Here are the patient education articles that are relevant to this topic. We encourage you to print or e-mail these topics to your patients. (You can also locate patient education articles on a variety of subjects by searching on “patient info” and the keyword(s) of interest.)

●Basics topics (see "Patient education: Sarcoidosis (The Basics)")

●Beyond the Basics topics (see "Patient education: Sarcoidosis (Beyond the Basics)")

SUMMARY AND RECOMMENDATIONS

●Assessing risk for progressive disease – Most pulmonary sarcoidosis does not require treatment, but progressive lung disease occurs in approximately 25 percent of patients. We assess disease severity by patient symptoms, radiographic involvement (table 1), and pulmonary function testing (PFTs). (See 'Introduction' above and 'Assessing disease severity and progression' above.)

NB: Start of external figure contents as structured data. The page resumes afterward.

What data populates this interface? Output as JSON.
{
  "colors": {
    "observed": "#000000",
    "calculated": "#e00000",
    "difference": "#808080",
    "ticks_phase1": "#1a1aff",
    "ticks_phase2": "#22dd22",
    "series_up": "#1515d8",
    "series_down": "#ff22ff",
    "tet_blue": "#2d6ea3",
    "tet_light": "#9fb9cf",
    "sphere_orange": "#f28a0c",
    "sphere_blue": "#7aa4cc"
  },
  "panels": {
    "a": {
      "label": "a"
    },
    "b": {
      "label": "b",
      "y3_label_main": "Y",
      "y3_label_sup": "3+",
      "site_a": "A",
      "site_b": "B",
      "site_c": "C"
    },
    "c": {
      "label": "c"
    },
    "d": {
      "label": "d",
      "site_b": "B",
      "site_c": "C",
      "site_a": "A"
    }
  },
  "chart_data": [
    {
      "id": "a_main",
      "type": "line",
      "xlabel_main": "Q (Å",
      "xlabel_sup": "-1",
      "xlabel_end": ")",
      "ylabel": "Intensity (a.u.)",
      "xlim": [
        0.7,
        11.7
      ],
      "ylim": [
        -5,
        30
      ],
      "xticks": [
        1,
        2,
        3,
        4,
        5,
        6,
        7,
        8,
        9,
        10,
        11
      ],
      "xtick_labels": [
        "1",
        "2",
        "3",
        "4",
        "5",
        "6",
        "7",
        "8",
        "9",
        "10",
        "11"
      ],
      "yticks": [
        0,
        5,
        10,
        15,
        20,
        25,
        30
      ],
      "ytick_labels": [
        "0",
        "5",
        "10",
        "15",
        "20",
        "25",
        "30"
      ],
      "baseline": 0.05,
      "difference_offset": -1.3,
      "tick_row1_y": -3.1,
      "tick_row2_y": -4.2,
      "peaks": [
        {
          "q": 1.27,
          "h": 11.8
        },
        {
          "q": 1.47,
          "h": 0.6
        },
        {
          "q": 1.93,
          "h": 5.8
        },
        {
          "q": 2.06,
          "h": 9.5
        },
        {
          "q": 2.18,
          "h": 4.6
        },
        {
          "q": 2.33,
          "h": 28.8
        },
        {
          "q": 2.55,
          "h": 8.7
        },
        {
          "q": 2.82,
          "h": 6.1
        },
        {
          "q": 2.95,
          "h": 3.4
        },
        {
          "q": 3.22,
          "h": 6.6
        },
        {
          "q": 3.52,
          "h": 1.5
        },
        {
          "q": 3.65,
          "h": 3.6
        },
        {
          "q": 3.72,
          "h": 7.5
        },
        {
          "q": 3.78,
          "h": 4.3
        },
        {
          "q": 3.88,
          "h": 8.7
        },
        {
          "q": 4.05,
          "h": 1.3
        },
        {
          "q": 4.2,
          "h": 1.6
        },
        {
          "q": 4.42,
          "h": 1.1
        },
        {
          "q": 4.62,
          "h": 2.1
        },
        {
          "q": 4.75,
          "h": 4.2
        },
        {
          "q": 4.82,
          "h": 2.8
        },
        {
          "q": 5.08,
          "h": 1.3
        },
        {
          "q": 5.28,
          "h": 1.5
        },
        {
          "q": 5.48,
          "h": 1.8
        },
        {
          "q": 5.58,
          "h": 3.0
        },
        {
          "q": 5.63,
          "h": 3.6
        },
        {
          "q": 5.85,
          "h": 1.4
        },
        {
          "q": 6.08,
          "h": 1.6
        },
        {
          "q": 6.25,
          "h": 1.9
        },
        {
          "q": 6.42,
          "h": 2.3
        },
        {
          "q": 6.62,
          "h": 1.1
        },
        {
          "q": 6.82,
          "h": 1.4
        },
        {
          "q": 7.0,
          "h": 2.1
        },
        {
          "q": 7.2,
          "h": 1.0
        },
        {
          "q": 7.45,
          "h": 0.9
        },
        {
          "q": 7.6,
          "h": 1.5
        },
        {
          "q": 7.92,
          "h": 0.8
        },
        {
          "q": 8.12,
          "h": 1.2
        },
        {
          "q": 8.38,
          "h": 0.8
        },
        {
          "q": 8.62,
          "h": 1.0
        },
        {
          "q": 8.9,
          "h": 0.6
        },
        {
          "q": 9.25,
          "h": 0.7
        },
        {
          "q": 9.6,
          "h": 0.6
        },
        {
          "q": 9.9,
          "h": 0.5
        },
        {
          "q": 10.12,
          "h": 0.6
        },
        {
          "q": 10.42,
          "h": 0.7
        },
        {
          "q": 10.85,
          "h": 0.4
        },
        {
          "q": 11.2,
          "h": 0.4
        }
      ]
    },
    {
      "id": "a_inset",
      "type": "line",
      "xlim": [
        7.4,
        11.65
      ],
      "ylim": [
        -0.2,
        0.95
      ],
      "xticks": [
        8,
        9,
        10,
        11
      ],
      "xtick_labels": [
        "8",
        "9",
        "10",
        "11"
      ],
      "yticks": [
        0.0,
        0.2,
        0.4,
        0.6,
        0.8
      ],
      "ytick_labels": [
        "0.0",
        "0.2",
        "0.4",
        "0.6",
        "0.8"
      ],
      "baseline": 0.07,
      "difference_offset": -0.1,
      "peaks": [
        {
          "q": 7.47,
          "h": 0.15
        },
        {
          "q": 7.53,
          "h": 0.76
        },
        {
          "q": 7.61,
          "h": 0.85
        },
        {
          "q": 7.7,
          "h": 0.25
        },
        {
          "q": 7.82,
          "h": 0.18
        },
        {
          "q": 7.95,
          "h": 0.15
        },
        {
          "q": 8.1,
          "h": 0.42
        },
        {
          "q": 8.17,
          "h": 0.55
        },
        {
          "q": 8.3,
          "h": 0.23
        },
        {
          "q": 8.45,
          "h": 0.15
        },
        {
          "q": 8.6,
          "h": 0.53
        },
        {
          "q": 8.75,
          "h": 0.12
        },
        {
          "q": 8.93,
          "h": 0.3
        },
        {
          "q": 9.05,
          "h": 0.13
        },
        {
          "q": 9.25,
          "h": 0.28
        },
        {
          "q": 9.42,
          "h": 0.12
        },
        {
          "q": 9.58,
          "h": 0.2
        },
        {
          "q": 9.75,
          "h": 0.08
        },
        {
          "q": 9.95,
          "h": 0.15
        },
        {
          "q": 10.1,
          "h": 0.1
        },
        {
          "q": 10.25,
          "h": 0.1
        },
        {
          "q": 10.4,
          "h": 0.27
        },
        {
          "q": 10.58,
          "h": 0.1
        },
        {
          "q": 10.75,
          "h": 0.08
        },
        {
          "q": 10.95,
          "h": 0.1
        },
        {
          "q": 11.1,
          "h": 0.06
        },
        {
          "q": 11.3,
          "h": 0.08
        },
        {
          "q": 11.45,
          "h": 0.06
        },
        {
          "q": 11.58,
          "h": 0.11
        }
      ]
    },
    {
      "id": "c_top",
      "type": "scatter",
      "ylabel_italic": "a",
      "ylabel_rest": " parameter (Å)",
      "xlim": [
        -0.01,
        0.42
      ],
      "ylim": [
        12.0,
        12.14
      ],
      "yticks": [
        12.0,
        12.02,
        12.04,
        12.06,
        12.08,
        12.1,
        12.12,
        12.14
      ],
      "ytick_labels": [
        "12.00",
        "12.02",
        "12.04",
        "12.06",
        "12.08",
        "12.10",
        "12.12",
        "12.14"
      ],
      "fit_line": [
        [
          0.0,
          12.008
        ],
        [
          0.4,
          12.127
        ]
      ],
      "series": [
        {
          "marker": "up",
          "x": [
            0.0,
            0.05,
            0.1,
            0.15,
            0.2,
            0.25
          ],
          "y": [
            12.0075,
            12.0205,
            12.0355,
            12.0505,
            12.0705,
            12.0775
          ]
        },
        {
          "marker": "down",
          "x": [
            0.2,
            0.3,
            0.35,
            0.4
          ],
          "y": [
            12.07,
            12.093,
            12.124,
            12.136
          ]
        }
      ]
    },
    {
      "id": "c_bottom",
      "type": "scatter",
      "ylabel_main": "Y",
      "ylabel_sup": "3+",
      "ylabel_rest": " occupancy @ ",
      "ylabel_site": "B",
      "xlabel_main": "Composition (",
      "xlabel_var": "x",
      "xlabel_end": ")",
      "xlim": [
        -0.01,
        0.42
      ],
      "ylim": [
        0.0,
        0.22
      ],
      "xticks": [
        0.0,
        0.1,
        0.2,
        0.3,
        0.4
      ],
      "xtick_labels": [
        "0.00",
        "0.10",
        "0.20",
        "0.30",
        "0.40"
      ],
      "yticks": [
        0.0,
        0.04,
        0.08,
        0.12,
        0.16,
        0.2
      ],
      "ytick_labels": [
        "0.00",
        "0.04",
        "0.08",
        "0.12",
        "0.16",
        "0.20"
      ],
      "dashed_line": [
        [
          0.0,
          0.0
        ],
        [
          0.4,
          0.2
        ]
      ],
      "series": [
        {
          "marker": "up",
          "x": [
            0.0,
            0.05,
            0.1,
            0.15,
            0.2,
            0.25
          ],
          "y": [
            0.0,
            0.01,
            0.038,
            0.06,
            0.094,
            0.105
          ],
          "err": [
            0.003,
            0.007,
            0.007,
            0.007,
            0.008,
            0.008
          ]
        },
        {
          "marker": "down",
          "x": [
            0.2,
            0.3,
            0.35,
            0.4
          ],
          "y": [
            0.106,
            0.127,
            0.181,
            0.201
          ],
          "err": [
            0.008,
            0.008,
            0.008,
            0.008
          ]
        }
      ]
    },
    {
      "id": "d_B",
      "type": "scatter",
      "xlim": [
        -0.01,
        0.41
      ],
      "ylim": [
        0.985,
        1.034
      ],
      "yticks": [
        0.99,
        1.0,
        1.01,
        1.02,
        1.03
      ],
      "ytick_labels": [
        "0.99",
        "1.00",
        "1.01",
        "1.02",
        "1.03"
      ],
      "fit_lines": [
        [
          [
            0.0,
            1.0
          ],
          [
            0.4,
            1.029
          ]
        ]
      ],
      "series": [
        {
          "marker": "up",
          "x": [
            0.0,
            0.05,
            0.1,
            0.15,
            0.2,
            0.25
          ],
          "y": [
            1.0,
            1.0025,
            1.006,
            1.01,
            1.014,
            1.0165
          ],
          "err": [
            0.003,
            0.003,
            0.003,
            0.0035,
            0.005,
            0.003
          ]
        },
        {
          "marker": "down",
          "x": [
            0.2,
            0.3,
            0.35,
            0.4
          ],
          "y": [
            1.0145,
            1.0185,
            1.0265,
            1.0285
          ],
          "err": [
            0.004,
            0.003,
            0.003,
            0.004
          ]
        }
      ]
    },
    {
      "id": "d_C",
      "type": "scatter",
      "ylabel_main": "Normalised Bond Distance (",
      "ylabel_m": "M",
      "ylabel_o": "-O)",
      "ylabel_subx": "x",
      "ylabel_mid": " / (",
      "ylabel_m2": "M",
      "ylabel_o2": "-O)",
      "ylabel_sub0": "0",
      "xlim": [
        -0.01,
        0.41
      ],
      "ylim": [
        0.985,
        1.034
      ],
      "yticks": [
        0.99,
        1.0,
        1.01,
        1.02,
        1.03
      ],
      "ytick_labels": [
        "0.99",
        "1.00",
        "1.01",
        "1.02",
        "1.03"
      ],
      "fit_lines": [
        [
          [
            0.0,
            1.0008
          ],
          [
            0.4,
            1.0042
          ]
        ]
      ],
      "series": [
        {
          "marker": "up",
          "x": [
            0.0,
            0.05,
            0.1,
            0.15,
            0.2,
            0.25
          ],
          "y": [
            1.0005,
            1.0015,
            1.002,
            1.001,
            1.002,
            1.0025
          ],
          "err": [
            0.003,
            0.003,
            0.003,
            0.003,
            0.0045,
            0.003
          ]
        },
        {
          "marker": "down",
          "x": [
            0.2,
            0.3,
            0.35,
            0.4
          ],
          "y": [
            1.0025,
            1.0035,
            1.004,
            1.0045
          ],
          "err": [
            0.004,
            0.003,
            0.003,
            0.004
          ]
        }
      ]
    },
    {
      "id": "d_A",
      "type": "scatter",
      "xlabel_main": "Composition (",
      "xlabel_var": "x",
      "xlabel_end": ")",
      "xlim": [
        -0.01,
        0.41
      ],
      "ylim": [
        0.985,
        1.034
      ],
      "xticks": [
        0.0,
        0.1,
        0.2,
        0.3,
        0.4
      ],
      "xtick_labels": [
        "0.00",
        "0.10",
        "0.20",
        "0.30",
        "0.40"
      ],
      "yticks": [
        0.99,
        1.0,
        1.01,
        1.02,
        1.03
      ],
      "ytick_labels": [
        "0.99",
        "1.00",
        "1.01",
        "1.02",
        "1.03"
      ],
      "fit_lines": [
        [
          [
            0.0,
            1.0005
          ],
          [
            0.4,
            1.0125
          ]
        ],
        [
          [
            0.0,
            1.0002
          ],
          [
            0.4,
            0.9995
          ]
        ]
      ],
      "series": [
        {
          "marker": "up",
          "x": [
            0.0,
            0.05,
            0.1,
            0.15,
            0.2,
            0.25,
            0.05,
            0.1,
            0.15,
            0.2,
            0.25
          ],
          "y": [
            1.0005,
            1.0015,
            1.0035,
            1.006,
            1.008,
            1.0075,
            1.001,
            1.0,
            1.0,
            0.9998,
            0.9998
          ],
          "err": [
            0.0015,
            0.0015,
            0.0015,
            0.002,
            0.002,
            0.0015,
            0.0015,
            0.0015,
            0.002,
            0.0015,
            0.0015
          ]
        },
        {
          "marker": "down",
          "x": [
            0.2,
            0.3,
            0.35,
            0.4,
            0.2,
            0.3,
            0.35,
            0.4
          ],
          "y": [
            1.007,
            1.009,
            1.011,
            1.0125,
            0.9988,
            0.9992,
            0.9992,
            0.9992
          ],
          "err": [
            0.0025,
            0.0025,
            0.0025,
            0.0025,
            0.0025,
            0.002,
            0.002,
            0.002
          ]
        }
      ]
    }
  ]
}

●Asymptomatic patients – For most asymptomatic patients, we suggest observation rather than initiating therapy with oral glucocorticoids (Grade 2C) (algorithm 1). We monitor symptoms and pulmonary function at three- to six-month intervals, with chest radiography every 6 to 12 months. However, for the subset of asymptomatic patients who present with severe disease, we suggest a trial of oral glucocorticoids (Grade 2C). Criteria for severe disease are discussed above. (See 'Approach to asymptomatic patients' above.)

●Symptomatic patients

•Those with mild lung involvement – For symptomatic patients with minimal or mild radiographic and pulmonary function changes, a therapeutic trial of low-dose prednisone (5 to 10 mg/day) may be appropriate (algorithm 1). We often assess responsiveness with a moderate dose (20 mg/day) followed by a taper to low doses following the initial response. Administration of moderate- to high-dose inhaled glucocorticoids is a reasonable alternative approach. Most of these patients will undergo spontaneous remission, so observation is safe for patients who prefer to avoid pharmacologic therapy.

•Those with more severe and progressive disease – For symptomatic patients with pulmonary sarcoidosis who have severe lung involvement, worsening radiographic opacities, or increasing pulmonary function impairment, we suggest oral glucocorticoids rather than alternative therapies (Grade 2C) (algorithm 1). We typically start prednisone at 20 mg/day for at least four weeks and up to three months to allow for disease response. (See 'Patients with more severe or progressive disease' above.)

●Patients who cannot tolerate oral glucocorticoids – For patients who cannot tolerate oral glucocorticoids, we suggest initial therapy with a nonbiologic immunosuppressant for disease control, typically methotrexate (Grade 2C). (See 'Patients with limited tolerance of oral glucocorticoids' above and "Treatment of pulmonary sarcoidosis refractory to initial therapy", section on 'Patients who progress on or do not tolerate glucocorticoids'.)

●Assessing response to therapy – We monitor symptoms, physical examination, radiographic abnormalities, and PFTs at four- to six-week intervals during initial therapy and at three- to six-month intervals while on maintenance therapy (algorithm 1). (See 'Assessing response to therapy' above.)

●Relapses and acute bronchitic symptoms – Relapses describe worsening of pulmonary disease during tapering of immunosuppression or after discontinuation of therapy. They are typically managed by increasing immunosuppressant therapy to the last effective dose. Acute bronchitic symptoms while on maintenance therapy may be treated with moderate-dose oral glucocorticoids (eg, 20 mg/day of prednisone) for two to three weeks. (See 'Relapses and acute bronchitic symptoms' above.)

●Refractory disease – For patients who are unable to tolerate the adverse effects of glucocorticoids, whose disease cannot be controlled on the equivalent of prednisone 10 mg or less, or who have evidence of disease progression despite a moderate dose of prednisone, an alternative immunosuppressive agent may be of benefit. (See "Treatment of pulmonary sarcoidosis refractory to initial therapy".)